И вот теперь поняла она, как произошло чудо. А она еще уверяла себя, вернее пыталась уверять себя, что машина, да будет благословенно имя ее, оценила их семью… Как же жить теперь, зная, что живешь не так, как заслужила? По чужой милости. Как жить? Но что же делать?
— Глупость это все! — с тихой яростью прошипела она. — И чтоб я больше такой ереси от тебя не слышала! Поняла?
— Да, мама, но ведь Лик…
— Вот тебе! Вот!
В первый раз за всю жизнь ударила аса свою дочь. Ударила передней ногой, сильно, так, чтобы причинить боль. Ударила с тем большей злобой, что знала — бьет она дочь ни за что, ни в чем не виновата асочка. Виноват лишь слепой страх перед возвращением в постылый девятый сектор, да хорошо еще, если в девятый, а то загонят и туда, где жить не хочется. Где грязные стены пахнут сыростью, где рацион мал и груб, где усталые после тяжкой работы асы замирают по вечерам в тупом оцепенении перед контактами.
— И чтоб никогда никому не смела говорить о своем Лике! И чтоб никогда никому, даже машине во время метаморфозы, не рассказывала о его бреднях! Поняла? Иначе — убью! Сама убью!

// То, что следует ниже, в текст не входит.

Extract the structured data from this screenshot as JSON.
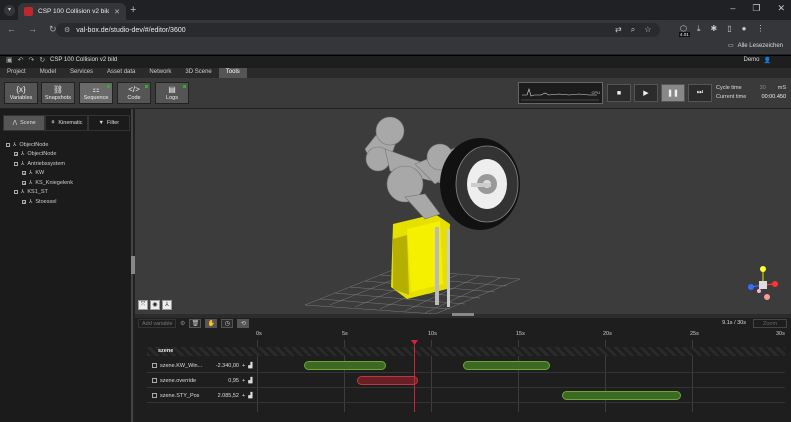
{
  "browser": {
    "tab_title": "CSP 100 Collision v2 bild",
    "url": "val-box.de/studio-dev/#/editor/3600",
    "bookmarks_label": "Alle Lesezeichen",
    "new_tab": "+",
    "ext_badge": "4.01"
  },
  "app": {
    "doc_title": "CSP 100 Collision v2 bild",
    "user": "Demo",
    "menu": [
      "Project",
      "Model",
      "Services",
      "Asset data",
      "Network",
      "3D Scene",
      "Tools"
    ],
    "active_menu": "Tools"
  },
  "toolbar": {
    "buttons": [
      {
        "icon": "{x}",
        "label": "Variables"
      },
      {
        "icon": "⛓",
        "label": "Snapshots"
      },
      {
        "icon": "⚏",
        "label": "Sequence"
      },
      {
        "icon": "</>",
        "label": "Code"
      },
      {
        "icon": "▤",
        "label": "Logs"
      }
    ],
    "graph_unit": "CPU",
    "cycle_time_label": "Cycle time",
    "cycle_time_value": "30",
    "cycle_time_unit": "mS",
    "current_time_label": "Current time",
    "current_time_value": "00:00.450"
  },
  "left": {
    "tabs": [
      "Scene",
      "Kinematic",
      "Filter"
    ],
    "tree": [
      {
        "label": "ObjectNode",
        "level": 0
      },
      {
        "label": "ObjectNode",
        "level": 1
      },
      {
        "label": "Antriebssystem",
        "level": 1
      },
      {
        "label": "KW",
        "level": 2
      },
      {
        "label": "KS_Kniegelenk",
        "level": 2
      },
      {
        "label": "KS1_ST",
        "level": 1
      },
      {
        "label": "Stoessel",
        "level": 2
      }
    ]
  },
  "timeline": {
    "add_variable_placeholder": "Add variable",
    "range": "9.1s / 30s",
    "zoom_label": "Zoom",
    "ticks": [
      "0s",
      "5s",
      "10s",
      "15s",
      "20s",
      "25s",
      "30s"
    ],
    "group": "szene",
    "rows": [
      {
        "name": "szene.KW_Win...",
        "value": "-2.340,00"
      },
      {
        "name": "szene.override",
        "value": "0,95"
      },
      {
        "name": "szene.STY_Pos",
        "value": "2.085,52"
      }
    ]
  }
}
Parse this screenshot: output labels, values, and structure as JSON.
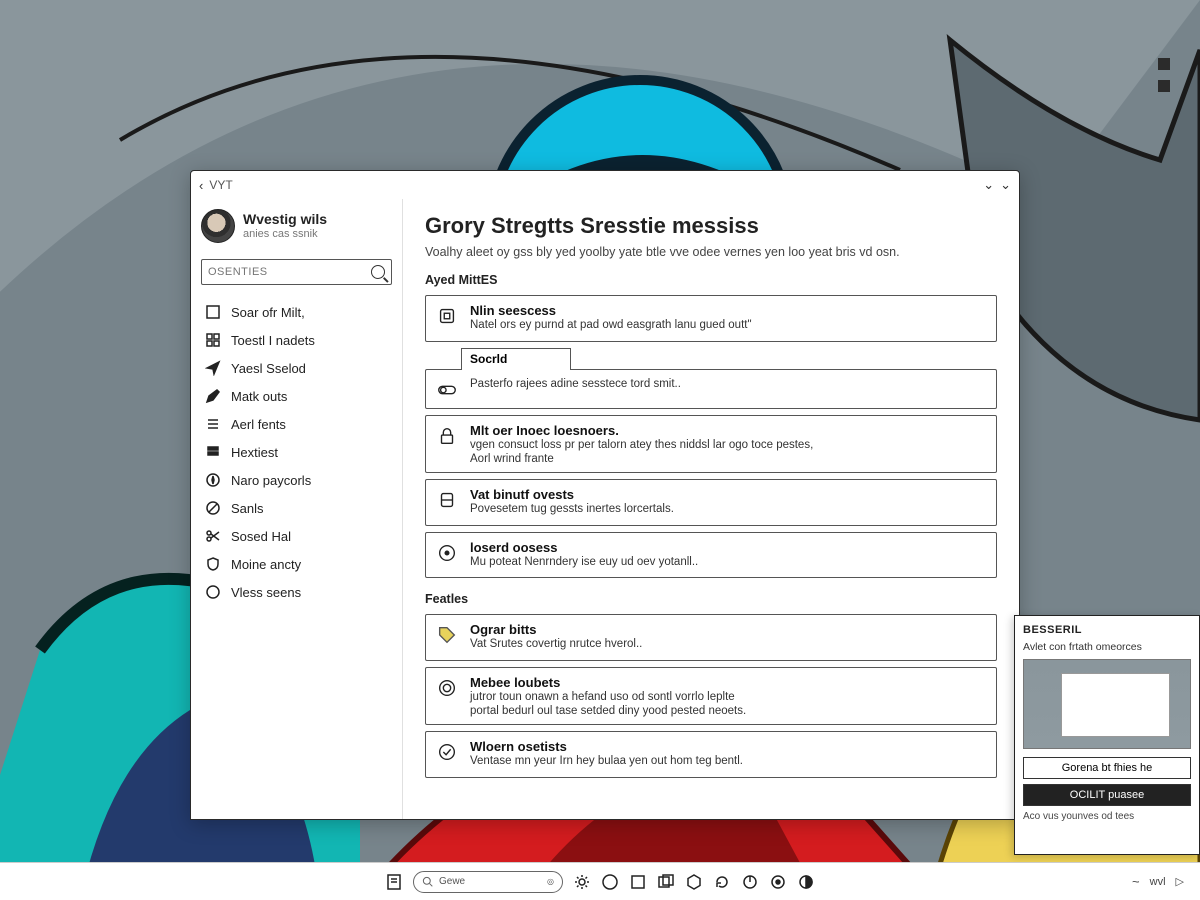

Старший смотритель оххров Ду Пини уселся перед контактом. Начинались блаженные минуты перед экраном, когда можно было сладостно покачиваться на тихой полоске воды между сном и бодрствованием. «Почему ты не ляжешь спать?» — спрашивала его всегда жена. «О, это было бы слишком просто», — тонко улыбался он ей. — «Ты — аса, и ты не понимаешь, что немножко горечи лишь подчеркивает сладость, и, чтобы по-настоящему вкушать отдых, нужно немножко неудобства».
Наступило время вечерних машинных новостей, но экран контакта молчал. Ду Пини почувствовал, как слетает с него тихая сонливость. Не может же этого быть, экран включен, светится контрольная лампочка, а новостей нет. Неужели же машина, да будет благословенно имя ее, опять выкинула какой-нибудь фокус с новостями? Только что впервые в истории Онира на экранах появились буллы, а сегодня и вовсе ничего нет.
Он представил себе холодные глаза Отца Гали Пуна. Нет, лучше не думать об этом!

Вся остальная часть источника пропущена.